Energy is then transferred from the ring gear to the three valve petals by control arms that link the ring gear to each petal. The ring gear is connected to each arm, and each arm is then connected to the other end of the petal. There are also three hinge pins mounted in the valve body, that act as a stationary connection point for each petal. Through this mechanism, the rotating motion of the ring gear is transformed into the pivoting movement of each petal, into (or away from) the center of the valve port. The ring gear essentially provides a torque multiplication effect, like a bicycle gear or the transmission in a car.

Figure 2: The components that work together to drive the movement of the three interlocking petals of the Shutter Valve: the pinion gear (left), the ring gear (left-center), one of the three stationary hinge pins (right-center), and one of the three pivoting control arms (right).

In addition to the leverage provided by this mechanism, the movement of the three valve petals also occurs in such a way as to further minimize torque requirements. In the Shutter Valve, the three petals open and close perpendicular to the flow of any process fluids being controlled, encountering minimal flow-related resistance. If you’ve ever seen a car become submerged under water, on television or in a movie, you’re familiar with this concept. The people trapped inside the car are unable to open the door of the car, against the force of the fluid pressure surrounding the vehicle. However, they can easily roll down the window, as the window is moving perpendicular to the force/pressure of the water.
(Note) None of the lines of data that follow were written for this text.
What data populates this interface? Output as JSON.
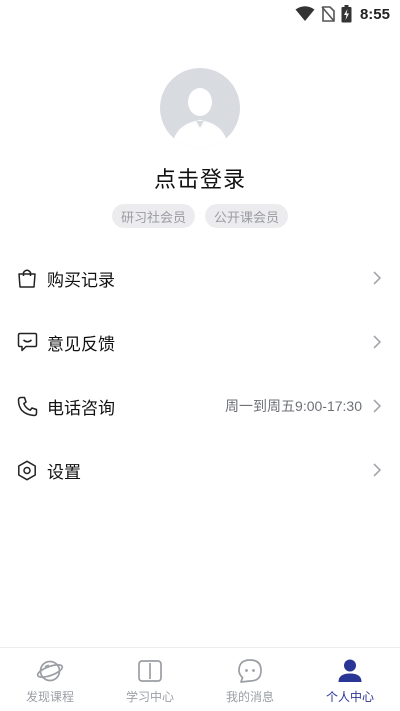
{
  "status_bar": {
    "time": "8:55"
  },
  "profile": {
    "login_text": "点击登录",
    "badges": [
      "研习社会员",
      "公开课会员"
    ]
  },
  "menu": {
    "items": [
      {
        "label": "购买记录",
        "value": ""
      },
      {
        "label": "意见反馈",
        "value": ""
      },
      {
        "label": "电话咨询",
        "value": "周一到周五9:00-17:30"
      },
      {
        "label": "设置",
        "value": ""
      }
    ]
  },
  "tabbar": {
    "tabs": [
      {
        "label": "发现课程"
      },
      {
        "label": "学习中心"
      },
      {
        "label": "我的消息"
      },
      {
        "label": "个人中心"
      }
    ],
    "active_index": 3
  },
  "colors": {
    "accent": "#2b3595",
    "inactive": "#9b9ea4",
    "badge_bg": "#ececee"
  }
}
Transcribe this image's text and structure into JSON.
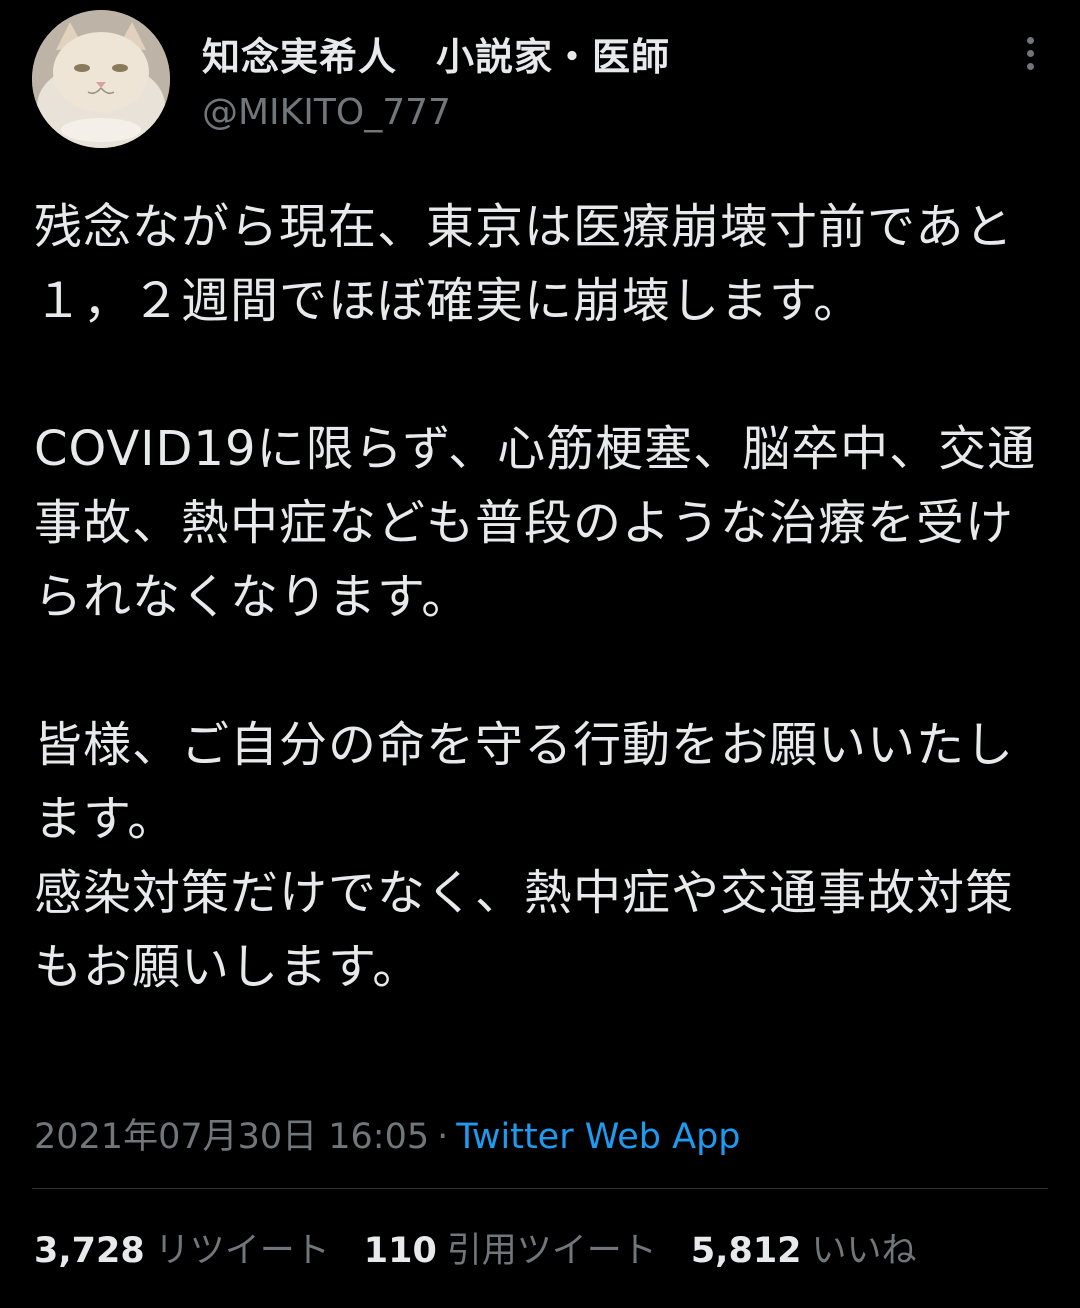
{
  "author": {
    "display_name": "知念実希人　小説家・医師",
    "handle": "@MIKITO_777",
    "avatar": "cat-avatar"
  },
  "menu": {
    "icon": "more-vertical-icon"
  },
  "tweet": {
    "text": "残念ながら現在、東京は医療崩壊寸前であと１，２週間でほぼ確実に崩壊します。\n\nCOVID19に限らず、心筋梗塞、脳卒中、交通事故、熱中症なども普段のような治療を受けられなくなります。\n\n皆様、ご自分の命を守る行動をお願いいたします。\n感染対策だけでなく、熱中症や交通事故対策もお願いします。",
    "timestamp": "2021年07月30日 16:05",
    "separator": "·",
    "source": "Twitter Web App"
  },
  "stats": {
    "retweets_count": "3,728",
    "retweets_label": "リツイート",
    "quotes_count": "110",
    "quotes_label": "引用ツイート",
    "likes_count": "5,812",
    "likes_label": "いいね"
  },
  "colors": {
    "background": "#000000",
    "text": "#e7e9ea",
    "muted": "#71767b",
    "link": "#1d9bf0",
    "divider": "#2f3336"
  }
}
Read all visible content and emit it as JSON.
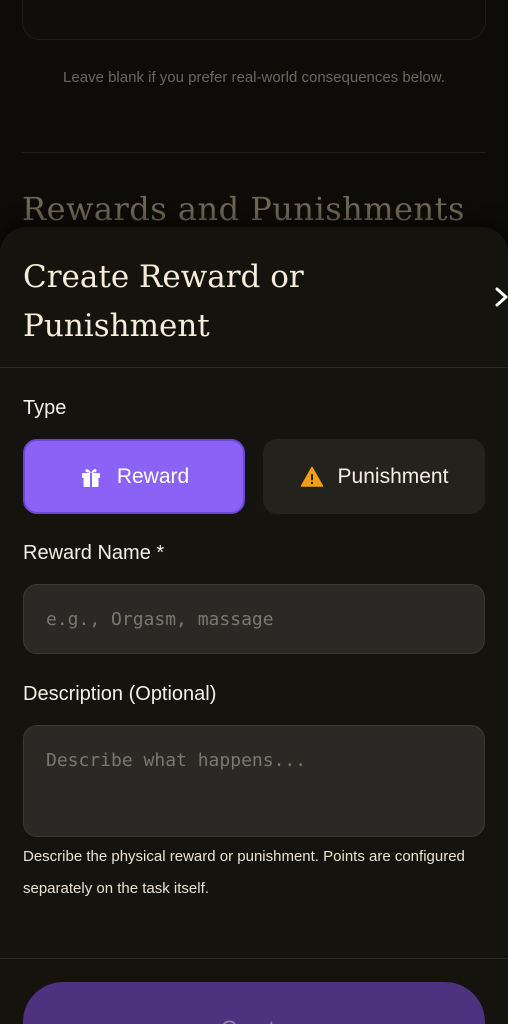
{
  "background": {
    "hint": "Leave blank if you prefer real-world consequences below.",
    "section_title": "Rewards and Punishments"
  },
  "modal": {
    "title": "Create Reward or Punishment",
    "close_icon": "chevron-right-icon",
    "type_label": "Type",
    "type_options": [
      {
        "label": "Reward",
        "icon": "gift-icon",
        "selected": true
      },
      {
        "label": "Punishment",
        "icon": "warning-icon",
        "selected": false
      }
    ],
    "name_label": "Reward Name *",
    "name_placeholder": "e.g., Orgasm, massage",
    "name_value": "",
    "description_label": "Description (Optional)",
    "description_placeholder": "Describe what happens...",
    "description_value": "",
    "helper_text": "Describe the physical reward or punishment. Points are configured separately on the task itself.",
    "create_label": "Create"
  },
  "colors": {
    "accent": "#8b62f6",
    "warning": "#f2a012",
    "sheet_bg": "#14130d"
  }
}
As a result of this design feature, the Shutter Valve does not require the high amounts of torque needed by a butterfly or globe valve, each of which need to push against the force of the flow, for throttling or shutoff. In fact, no matter how much the pressure or flow rate are increased in a given process, the Shutter Valve does not require any additional torque to open and close. The same cannot be said for a butterfly or a globe valve, both which require more torque to operate, as the pressure increases in the pipe.

To further maximize efficiency and achieve reliable operation from the gearing in the Shutter Valve design, Clarke Valve has worked closely with our supplier Tracey Gear. Together, we have optimized the alignment and synchronization between the pinion gear and ring gear, by ensuring consistent tolerances between the gears. This degree of precision helps to prevent any backlash or play in the mechanism, delivering smooth and controlled operation. The reduction or elimination of play also minimizes energy loss and ensures the efficient conversion of torque into the opening and closing function of the valve.

By design, the ring gear is an efficient means of transmitting torque into the functional motion of the Shutter Valve. Only a quarter-turn of the valve stem is required for a dynamic range of process control, and the gearing of the valve ensures that minimal energy is lost.

These features allow customers who deploy the Shutter Valve to use much smaller, lighter, and more energy efficient actuators, thereby reducing the cost, complexity, and energy consumption, as described above, while increasing reliability and efficiency.